I came across this a couple of hours ago and discovered that similar articles were being run by a number of other major news sources. To see a comprehensive listing, click here. I felt that since a major U.S. manufacturer was taking a position on the Health Care Bill it was certainly newsworthy and the article by Bob Tita of DOW JONES NEWSWIRE was worth sharing.
By Bob Tita
Of DOW JONES NEWSWIRES
CHICAGO (Dow Jones)–Caterpillar Inc. (CAT) said the proposed overhaul of the U.S. health-care system could increase its costs by $100 million, signaling disquiet in corporate America about the controversial plan.
The heavy-equipment maker’s concerns are focused on the potential loss of subsidies to prescription drug costs it covers for retired employees.
In a letter Thursday to House Speaker Nancy Pelosi (D., Calif.) and House Republican Leader John Boehner (R., Ohio), Caterpillar urged lawmakers to vote against the plan “because of the substantial cost burdens it would place on our shareholders, employees and retirees.”
The company said the potential extra costs would primarily come from provisions to tax the federal subsidies the company now receives for providing prescription-drug benefits to retirees and their spouses.
Since the Medicare drug program was enacted in 2003, Caterpillar and more than 3,500 companies that already provided drug benefits for retirees have received tax-free subsidies from the federal government as an incentive to maintain their drug programs.
The subsidies average $665 per person covered under a company-sponsored prescription program, according to benefits consultant Towers Watson, which recently completed a study on the health-care legislation’s effects.
Watson Towers estimates federal taxes on the drug subsidies would amount to $233 per person receiving drug benefits under such programs.
About 40,000 Caterpillar retirees receive company-sponsored drug benefits, which are more generous than Medicare’s drug plan, in which recipients are required to pay some out-of-pocket expenses.
Proponents of subjecting the drug benefit subsidies to federal income taxes argue that Caterpillar and other companies are already able to deduct health care benefit costs, including the drug program, from their taxes as a business expense.
The Peoria, Ill., company also says it faces higher insurance costs from a requirement in the health-care legislation that would extend coverage for employees’ dependent adult children up to age up to age 26. The company currently covers adult dependents up to 25, but only if they are full-time students.

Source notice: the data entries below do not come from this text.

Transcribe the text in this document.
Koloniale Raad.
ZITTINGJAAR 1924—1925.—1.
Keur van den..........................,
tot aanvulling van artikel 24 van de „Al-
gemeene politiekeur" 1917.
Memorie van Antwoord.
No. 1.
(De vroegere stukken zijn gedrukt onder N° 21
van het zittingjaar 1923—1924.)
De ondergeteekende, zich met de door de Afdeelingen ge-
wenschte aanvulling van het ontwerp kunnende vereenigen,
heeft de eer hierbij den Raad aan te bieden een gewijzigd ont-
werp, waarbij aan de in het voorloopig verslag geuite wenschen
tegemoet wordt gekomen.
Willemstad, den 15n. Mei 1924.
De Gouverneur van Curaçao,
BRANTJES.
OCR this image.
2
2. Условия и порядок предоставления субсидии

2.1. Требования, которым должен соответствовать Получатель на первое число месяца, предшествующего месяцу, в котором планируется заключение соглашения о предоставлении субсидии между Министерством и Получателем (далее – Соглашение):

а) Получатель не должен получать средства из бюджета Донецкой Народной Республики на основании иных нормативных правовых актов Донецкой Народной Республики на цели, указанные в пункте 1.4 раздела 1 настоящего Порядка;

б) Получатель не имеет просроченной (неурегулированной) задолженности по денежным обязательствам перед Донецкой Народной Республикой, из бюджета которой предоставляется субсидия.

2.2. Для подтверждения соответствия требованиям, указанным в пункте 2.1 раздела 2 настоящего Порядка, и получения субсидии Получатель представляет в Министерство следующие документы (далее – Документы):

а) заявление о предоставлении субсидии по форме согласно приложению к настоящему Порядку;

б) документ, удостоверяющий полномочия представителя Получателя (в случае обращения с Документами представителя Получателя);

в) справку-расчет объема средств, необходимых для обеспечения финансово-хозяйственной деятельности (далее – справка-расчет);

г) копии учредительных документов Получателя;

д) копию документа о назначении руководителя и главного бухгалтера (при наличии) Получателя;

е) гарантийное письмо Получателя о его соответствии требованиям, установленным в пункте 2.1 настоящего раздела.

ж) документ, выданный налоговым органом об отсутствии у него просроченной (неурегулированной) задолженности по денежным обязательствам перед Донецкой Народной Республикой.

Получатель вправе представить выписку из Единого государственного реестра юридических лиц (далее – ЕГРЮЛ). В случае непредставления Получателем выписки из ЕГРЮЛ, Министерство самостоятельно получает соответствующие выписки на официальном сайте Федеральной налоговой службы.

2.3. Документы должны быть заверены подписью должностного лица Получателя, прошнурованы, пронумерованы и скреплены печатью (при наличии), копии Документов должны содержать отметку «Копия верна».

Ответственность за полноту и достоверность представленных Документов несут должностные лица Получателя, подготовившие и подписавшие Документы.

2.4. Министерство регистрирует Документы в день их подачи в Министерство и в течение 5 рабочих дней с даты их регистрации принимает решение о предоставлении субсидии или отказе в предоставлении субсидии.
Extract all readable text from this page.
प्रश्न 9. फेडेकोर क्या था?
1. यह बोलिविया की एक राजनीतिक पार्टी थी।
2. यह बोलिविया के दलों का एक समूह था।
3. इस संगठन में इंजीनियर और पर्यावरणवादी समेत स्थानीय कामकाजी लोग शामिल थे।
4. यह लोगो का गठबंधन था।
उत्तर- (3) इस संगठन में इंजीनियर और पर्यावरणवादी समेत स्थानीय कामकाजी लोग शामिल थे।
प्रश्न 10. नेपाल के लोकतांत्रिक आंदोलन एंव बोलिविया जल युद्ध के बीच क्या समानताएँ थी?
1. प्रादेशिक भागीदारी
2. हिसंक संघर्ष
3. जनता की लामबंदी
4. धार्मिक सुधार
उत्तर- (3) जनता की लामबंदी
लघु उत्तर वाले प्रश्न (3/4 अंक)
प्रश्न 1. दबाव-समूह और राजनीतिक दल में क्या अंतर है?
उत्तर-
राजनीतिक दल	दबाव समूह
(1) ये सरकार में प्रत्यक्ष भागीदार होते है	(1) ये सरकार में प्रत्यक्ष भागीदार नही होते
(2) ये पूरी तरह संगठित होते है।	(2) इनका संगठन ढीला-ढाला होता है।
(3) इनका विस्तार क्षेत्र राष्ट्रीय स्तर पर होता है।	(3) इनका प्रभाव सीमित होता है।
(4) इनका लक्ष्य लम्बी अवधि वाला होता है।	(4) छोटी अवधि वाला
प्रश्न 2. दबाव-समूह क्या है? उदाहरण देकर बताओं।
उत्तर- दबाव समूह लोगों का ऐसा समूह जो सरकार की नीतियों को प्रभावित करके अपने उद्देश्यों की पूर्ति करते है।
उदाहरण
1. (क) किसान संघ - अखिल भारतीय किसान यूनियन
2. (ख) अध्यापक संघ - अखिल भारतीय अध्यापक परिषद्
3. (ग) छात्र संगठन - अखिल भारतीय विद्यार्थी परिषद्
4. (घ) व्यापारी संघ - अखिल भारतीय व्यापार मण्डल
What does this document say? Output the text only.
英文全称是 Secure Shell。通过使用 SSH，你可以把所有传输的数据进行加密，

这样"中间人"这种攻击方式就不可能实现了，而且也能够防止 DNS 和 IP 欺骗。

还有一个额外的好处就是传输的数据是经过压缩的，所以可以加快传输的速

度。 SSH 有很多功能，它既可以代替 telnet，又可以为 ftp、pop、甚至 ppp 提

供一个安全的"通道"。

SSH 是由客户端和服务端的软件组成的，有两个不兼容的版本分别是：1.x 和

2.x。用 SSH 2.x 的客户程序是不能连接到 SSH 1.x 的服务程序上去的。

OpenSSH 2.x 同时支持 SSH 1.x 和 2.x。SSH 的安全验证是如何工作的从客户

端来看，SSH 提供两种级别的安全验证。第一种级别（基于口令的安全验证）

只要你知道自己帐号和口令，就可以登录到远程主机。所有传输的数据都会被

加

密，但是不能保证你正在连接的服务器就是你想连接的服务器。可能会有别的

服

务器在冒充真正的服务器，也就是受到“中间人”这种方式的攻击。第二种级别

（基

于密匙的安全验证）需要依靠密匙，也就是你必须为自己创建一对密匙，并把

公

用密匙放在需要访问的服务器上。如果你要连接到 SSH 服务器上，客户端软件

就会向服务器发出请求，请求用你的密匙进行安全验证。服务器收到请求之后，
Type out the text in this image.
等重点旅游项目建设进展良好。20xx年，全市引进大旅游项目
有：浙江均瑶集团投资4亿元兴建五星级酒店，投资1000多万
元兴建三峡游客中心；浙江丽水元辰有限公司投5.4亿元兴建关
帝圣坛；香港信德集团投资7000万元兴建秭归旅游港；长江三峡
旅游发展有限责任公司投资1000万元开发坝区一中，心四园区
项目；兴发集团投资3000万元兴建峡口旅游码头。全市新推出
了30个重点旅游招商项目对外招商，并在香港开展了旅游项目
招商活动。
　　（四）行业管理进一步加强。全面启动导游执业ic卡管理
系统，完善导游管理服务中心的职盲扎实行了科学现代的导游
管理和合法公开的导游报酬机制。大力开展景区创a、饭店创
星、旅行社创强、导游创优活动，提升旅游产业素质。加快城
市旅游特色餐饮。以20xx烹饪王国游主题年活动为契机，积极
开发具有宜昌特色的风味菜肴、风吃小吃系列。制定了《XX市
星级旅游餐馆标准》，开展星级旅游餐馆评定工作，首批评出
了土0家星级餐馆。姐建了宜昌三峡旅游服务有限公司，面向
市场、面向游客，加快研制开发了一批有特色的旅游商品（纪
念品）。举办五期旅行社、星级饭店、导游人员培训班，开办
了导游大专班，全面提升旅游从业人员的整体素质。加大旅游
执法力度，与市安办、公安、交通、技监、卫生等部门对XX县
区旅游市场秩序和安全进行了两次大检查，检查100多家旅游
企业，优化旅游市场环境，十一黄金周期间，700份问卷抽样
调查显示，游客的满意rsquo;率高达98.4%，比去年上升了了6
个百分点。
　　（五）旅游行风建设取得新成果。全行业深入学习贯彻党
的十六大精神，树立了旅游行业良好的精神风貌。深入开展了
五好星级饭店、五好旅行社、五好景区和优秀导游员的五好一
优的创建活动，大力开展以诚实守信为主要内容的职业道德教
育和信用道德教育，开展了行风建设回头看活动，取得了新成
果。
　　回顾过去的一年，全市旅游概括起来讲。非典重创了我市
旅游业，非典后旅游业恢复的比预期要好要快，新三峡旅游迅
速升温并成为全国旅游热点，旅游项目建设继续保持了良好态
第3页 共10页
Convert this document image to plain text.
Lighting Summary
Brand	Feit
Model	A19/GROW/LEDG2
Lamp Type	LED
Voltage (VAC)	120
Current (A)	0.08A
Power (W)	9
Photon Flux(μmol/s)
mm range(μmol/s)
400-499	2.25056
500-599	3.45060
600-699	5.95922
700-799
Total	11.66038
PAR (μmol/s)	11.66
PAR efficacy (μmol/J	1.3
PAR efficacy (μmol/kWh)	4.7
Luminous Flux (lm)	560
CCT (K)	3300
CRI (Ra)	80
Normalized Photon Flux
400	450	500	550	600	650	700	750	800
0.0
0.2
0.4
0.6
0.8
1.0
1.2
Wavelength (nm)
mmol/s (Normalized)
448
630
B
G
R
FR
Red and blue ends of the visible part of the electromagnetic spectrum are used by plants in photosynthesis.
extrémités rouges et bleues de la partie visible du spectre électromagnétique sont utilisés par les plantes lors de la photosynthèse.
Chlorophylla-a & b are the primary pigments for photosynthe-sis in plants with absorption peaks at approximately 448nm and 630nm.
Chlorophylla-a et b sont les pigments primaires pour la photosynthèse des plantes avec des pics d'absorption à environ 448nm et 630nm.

Caterpillar said this provision, along with eliminating the tax exemption on drug subsidies, would raise its health care costs by at least 20%, or more than $100 million, in the first year after the health-care overhaul program.
That big increase would largely be a noncash charge, stemming from adjustments to Caterpillar’s tax liability. Accounting rules require that the long-term tax costs be included on the company’s balance sheet at one time, even if the taxes paid annually on the subsidies are actually much less. Although the health-care legislation would be phased in over a number of years, the tax effects of the legislation would be felt in 2010 if the bill becomes law this year.
“From an accounting standpoint it hits right away,” said Roland McDevitt, director of health care research for Towers Watson. The tax charges also would count against companies’ earnings at a time when corporate profits remain fragile because of the weak economy.
McDevitt estimates that a company with 25,000 retirees on subsidized drug benefits could see its 2010 earnings reduced by $70 million.
Caterpillar and other companies have been lobbying to maintain the tax-free subsidies as an effective way for the federal government to hold down its costs for Medicare prescription drug coverage by keeping retirees enrolled in company-run programs. They predict that taxing the subsidies will cause companies to curtail drug benefit programs for retirees.
“We are disappointed that efforts at reform have not addressed the cost concerns we’ve raised throughout the year,” said the letter signed by Gregory Folley, vice president and chief human resources officer of Caterpillar.
Business executives have long complained that the options offered for covering 32 million uninsured would result in higher insurance costs and hinder economic growth. Opponents of the legislation have stepped up their attacks in recent days as the House moves closer toward a vote on the Senate version of the health-care legislation.
A letter Thursday to President Barack Obama and members of Congress signed by more than 130 economists predicted the legislation would discourage companies from hiring more workers and would cause reduced hours and wages for those already employed.